Fei-Fei Li’s gamble had paid off. ImageNet proved that data wasn’t just helpful—it was fundamental. The visual world contained patterns that learning systems could extract, given enough examples.
But her original insight went deeper. The world had always contained these patterns. They existed in the structure of images, the regularities of language, the relationships between concepts. We just needed machines that could learn to see them.
Data wasn’t artificial intelligence. But data made artificial intelligence possible. It was the substrate on which learning happened, the curriculum from which understanding emerged.

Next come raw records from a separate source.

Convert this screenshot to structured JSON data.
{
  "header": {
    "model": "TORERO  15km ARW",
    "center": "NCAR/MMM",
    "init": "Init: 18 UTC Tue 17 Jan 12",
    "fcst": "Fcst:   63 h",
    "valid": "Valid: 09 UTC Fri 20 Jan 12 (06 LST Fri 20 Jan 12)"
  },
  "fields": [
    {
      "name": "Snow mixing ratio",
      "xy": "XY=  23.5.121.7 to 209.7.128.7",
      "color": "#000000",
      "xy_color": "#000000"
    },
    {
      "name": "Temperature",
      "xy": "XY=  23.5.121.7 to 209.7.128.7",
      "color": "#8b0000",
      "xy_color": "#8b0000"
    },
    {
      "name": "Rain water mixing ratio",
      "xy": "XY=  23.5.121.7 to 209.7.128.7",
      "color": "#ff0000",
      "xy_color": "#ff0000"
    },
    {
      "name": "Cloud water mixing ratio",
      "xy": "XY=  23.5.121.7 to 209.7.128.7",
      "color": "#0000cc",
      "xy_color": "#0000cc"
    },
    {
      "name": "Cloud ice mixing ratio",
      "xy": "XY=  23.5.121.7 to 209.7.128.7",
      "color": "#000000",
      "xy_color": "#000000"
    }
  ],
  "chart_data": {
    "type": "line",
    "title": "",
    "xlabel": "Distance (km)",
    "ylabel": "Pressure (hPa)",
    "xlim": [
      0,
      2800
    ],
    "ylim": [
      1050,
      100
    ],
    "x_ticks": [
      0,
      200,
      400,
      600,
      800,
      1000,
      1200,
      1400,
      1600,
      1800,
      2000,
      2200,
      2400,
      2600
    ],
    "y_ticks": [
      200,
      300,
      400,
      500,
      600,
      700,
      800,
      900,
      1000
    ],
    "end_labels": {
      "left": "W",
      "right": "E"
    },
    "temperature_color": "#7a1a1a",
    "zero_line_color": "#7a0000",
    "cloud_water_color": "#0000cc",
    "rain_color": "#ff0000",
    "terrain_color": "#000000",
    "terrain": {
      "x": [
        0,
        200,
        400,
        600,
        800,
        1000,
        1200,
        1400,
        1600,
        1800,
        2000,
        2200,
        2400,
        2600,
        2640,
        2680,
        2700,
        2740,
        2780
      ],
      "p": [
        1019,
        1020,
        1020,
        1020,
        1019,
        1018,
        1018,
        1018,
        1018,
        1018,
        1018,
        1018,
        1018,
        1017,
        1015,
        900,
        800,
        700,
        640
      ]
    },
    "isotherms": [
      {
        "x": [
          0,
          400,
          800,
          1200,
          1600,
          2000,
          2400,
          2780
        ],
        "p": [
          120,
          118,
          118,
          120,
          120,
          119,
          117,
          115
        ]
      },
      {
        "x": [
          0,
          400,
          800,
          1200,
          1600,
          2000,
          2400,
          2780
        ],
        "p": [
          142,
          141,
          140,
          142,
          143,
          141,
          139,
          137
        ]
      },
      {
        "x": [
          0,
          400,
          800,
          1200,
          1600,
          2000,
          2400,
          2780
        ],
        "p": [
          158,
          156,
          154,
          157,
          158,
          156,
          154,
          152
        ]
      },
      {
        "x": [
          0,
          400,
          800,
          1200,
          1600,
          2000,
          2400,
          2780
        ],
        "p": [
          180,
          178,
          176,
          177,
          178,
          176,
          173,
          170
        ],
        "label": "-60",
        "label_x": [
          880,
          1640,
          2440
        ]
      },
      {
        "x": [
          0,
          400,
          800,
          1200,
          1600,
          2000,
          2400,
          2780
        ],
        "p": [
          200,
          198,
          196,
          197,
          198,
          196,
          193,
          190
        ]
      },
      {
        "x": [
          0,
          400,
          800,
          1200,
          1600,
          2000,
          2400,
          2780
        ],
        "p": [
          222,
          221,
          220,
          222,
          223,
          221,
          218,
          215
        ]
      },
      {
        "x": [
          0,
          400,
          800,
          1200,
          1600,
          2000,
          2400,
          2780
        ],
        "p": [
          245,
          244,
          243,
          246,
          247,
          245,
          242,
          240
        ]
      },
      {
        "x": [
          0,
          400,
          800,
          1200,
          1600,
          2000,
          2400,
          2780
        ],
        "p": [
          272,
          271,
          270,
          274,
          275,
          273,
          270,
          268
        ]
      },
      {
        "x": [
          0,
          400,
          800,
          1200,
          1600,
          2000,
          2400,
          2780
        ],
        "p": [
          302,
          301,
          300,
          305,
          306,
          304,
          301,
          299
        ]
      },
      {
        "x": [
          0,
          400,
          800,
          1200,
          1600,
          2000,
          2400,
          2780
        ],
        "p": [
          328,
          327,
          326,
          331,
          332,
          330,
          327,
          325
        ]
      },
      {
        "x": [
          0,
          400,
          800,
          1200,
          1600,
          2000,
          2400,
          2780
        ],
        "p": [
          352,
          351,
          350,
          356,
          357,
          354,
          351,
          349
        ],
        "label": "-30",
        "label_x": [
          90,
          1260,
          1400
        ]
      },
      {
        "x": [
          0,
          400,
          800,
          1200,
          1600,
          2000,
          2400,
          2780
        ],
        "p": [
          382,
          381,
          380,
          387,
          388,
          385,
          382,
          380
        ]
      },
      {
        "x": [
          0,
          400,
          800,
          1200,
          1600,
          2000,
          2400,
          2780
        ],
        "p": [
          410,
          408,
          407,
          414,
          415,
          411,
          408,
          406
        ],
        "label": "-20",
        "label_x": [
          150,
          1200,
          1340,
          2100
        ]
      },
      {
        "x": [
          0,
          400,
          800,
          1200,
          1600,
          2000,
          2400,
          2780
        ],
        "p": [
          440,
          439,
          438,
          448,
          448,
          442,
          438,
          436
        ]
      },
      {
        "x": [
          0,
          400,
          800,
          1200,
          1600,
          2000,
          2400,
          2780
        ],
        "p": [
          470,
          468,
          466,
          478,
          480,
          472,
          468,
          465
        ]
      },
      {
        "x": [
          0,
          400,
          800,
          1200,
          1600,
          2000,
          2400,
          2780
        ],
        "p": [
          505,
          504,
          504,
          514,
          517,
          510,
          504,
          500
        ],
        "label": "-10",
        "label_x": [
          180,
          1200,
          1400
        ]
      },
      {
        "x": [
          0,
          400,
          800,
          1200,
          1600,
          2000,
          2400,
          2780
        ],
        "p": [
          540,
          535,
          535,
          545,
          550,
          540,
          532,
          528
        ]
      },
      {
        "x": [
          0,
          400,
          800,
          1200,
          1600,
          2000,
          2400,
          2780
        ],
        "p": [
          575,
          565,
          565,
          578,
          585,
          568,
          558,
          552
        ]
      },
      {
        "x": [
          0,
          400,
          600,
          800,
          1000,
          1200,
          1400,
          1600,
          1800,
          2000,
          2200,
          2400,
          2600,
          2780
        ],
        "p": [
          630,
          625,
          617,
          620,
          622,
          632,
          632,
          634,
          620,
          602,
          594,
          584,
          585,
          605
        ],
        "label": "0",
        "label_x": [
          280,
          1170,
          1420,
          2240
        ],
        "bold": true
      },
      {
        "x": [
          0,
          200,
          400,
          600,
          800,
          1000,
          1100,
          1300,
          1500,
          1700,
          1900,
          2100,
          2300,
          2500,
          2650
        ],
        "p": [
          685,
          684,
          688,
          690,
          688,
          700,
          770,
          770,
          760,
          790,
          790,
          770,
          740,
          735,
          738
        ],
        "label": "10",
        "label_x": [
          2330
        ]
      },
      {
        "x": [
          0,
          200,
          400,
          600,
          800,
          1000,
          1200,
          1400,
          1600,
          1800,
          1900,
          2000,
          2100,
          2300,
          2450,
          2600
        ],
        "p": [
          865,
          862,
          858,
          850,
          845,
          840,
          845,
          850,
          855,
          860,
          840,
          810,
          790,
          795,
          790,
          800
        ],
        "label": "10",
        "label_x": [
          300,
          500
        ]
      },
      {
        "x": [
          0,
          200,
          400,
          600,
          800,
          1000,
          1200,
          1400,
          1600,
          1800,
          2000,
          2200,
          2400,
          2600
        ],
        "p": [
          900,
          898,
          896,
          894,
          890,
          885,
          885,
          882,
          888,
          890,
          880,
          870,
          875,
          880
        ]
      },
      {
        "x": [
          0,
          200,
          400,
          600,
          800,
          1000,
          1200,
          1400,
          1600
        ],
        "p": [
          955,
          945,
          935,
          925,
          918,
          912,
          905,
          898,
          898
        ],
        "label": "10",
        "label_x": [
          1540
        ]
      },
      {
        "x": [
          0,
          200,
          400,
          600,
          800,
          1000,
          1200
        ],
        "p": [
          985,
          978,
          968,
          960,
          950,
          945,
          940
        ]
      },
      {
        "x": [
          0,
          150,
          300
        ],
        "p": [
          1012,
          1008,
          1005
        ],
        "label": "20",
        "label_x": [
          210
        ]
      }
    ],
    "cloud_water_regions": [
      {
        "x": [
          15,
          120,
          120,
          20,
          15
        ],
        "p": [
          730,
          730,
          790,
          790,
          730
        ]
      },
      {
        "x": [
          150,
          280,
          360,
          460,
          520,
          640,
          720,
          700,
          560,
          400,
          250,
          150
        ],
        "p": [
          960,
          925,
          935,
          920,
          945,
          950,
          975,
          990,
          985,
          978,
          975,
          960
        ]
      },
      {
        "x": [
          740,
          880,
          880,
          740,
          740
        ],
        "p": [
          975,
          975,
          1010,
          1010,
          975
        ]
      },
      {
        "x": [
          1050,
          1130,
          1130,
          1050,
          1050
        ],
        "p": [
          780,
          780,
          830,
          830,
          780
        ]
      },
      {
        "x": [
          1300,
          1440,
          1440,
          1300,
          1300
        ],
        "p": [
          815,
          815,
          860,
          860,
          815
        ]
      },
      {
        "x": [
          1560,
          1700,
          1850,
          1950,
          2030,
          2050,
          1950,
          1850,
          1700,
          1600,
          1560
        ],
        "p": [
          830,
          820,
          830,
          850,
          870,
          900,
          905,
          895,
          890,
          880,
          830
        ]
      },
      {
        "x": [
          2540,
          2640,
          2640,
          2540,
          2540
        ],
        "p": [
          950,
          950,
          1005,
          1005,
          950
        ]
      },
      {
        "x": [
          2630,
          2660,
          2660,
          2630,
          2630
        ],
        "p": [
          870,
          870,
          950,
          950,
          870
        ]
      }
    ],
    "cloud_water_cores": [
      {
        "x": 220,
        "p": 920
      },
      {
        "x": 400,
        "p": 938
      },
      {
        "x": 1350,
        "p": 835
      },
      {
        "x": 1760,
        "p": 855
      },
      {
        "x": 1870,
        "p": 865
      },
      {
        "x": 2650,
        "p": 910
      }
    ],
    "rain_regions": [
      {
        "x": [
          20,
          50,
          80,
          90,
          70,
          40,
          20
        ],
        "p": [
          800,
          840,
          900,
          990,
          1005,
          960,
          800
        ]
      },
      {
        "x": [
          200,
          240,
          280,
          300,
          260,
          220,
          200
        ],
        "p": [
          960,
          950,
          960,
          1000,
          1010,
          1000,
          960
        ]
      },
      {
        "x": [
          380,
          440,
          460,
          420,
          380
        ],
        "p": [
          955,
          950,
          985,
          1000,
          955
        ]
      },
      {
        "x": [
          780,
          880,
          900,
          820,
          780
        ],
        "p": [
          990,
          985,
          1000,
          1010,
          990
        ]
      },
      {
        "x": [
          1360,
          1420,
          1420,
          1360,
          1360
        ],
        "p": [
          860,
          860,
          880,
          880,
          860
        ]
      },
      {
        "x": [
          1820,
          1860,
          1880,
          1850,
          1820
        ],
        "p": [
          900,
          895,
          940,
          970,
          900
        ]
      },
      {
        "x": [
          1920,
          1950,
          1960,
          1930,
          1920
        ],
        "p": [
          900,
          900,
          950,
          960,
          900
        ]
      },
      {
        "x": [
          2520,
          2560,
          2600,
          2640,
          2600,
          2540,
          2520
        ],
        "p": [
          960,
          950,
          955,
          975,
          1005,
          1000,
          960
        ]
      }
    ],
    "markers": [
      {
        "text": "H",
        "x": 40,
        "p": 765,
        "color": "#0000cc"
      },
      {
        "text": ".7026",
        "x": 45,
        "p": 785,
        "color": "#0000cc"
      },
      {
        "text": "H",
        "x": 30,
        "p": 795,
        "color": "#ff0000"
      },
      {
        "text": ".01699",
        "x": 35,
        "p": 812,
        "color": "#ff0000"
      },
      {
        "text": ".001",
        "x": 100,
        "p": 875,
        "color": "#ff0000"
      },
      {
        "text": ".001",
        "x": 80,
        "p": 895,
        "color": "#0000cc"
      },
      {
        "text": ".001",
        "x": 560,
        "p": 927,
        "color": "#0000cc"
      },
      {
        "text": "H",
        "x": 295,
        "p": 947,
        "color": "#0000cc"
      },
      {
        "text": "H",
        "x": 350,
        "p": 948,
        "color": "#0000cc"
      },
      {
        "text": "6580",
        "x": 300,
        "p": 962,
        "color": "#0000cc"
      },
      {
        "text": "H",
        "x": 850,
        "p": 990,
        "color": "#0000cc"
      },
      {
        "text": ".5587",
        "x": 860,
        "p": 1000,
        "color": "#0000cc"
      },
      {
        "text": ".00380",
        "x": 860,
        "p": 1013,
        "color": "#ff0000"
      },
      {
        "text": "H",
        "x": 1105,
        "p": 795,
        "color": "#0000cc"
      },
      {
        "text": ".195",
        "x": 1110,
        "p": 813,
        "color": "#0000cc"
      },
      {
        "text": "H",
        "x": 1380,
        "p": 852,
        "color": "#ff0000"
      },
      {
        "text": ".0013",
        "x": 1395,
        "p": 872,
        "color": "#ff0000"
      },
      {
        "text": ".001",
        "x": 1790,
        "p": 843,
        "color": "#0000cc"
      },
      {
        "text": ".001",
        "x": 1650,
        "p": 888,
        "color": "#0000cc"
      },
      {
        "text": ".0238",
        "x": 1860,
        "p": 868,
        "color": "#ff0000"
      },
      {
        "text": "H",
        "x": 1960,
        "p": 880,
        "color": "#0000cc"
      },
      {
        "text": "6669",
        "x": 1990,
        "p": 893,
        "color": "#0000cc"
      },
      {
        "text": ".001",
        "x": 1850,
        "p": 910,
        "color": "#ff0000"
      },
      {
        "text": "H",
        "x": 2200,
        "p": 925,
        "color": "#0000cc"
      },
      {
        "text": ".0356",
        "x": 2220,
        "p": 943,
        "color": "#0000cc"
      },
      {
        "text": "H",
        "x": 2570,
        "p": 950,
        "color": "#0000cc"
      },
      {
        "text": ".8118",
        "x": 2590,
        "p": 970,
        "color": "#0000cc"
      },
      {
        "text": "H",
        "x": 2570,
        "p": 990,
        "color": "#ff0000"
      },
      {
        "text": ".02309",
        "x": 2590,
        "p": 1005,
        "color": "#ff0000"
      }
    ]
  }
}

The world became the teacher. And the machines, finally, learned to learn.
Notes & Further Reading
ImageNet:
Deng, J., Dong, W., Socher, R., Li, L.-J., Li, K., & Fei-Fei, L. (2009). “ImageNet: A Large-Scale Hierarchical Image Database.” CVPR. The paper introducing ImageNet. Reading it reveals the scale of ambition—tens of thousands of categories, millions of images, all freely available. The dataset changed computer vision.
AlexNet:
Krizhevsky, A., Sutskever, I., & Hinton, G. E. (2012). “ImageNet Classification with Deep Convolutional Neural Networks.” NIPS. The paper that proved deep learning works at scale. Technical but readable. The architecture details matter less than the demonstration that neural networks plus large datasets equals breakthrough performance.
Scaling Laws:
Kaplan, J., et al. (2020). “Scaling Laws for Neural Language Models.” OpenAI’s analysis showing predictable power-law relationships between model size, data size, compute, and performance. Controversial but empirically supported. Changed how AI labs think about research strategy.
Data’s Role:
Halevy, A., Norvig, P., & Pereira, F. (2009). “The Unreasonable Effectiveness of Data.” IEEE Intelligent Systems. Google researchers arguing that simple algorithms with large datasets outperform sophisticated algorithms with small datasets. Written before the deep learning revolution but prescient about data’s importance.
Crowdsourcing:
Deng, J., et al. (2010). “What Does Classifying More Than 10,000 Image Categories Tell Us?” ECCV. Details about how ImageNet was constructed using Mechanical Turk. Shows the engineering challenges of crowdsourcing at massive scale—quality control, worker motivation, spam detection.
The Human Side:
Fei-Fei Li’s TED talk “How We’re Teaching Computers to Understand Pictures” (2015) tells the ImageNet story accessibly. Her book The Worlds I See (2023) provides personal narrative about building ImageNet while navigating academia as a young professor.
Data Biases:
Buolamwini, J., & Gebru, T. (2018). “Gender Shades: Intersectional Accuracy Disparities in Commercial Gender Classification.” Shows how biases in training data lead to biased systems. Face recognition worked better on light-skinned males than dark-skinned females—reflecting demographics of training datasets.
Common Crawl:
The nonprofit organization provides free snapshots of the web for research. Billions of pages, petabytes of data, updated monthly. Powers much of modern NLP research. See commoncrawl.org.
On Scale’s Limits:
Bender, E. M., et al. (2021). “On the Dangers of Stochastic Parrots: Can Language Models Be Too Big?” Questions whether scaling alone solves AI’s challenges. Raises concerns about environmental cost, bias amplification, and whether understanding emerges from scale. Important counterpoint to scaling optimism.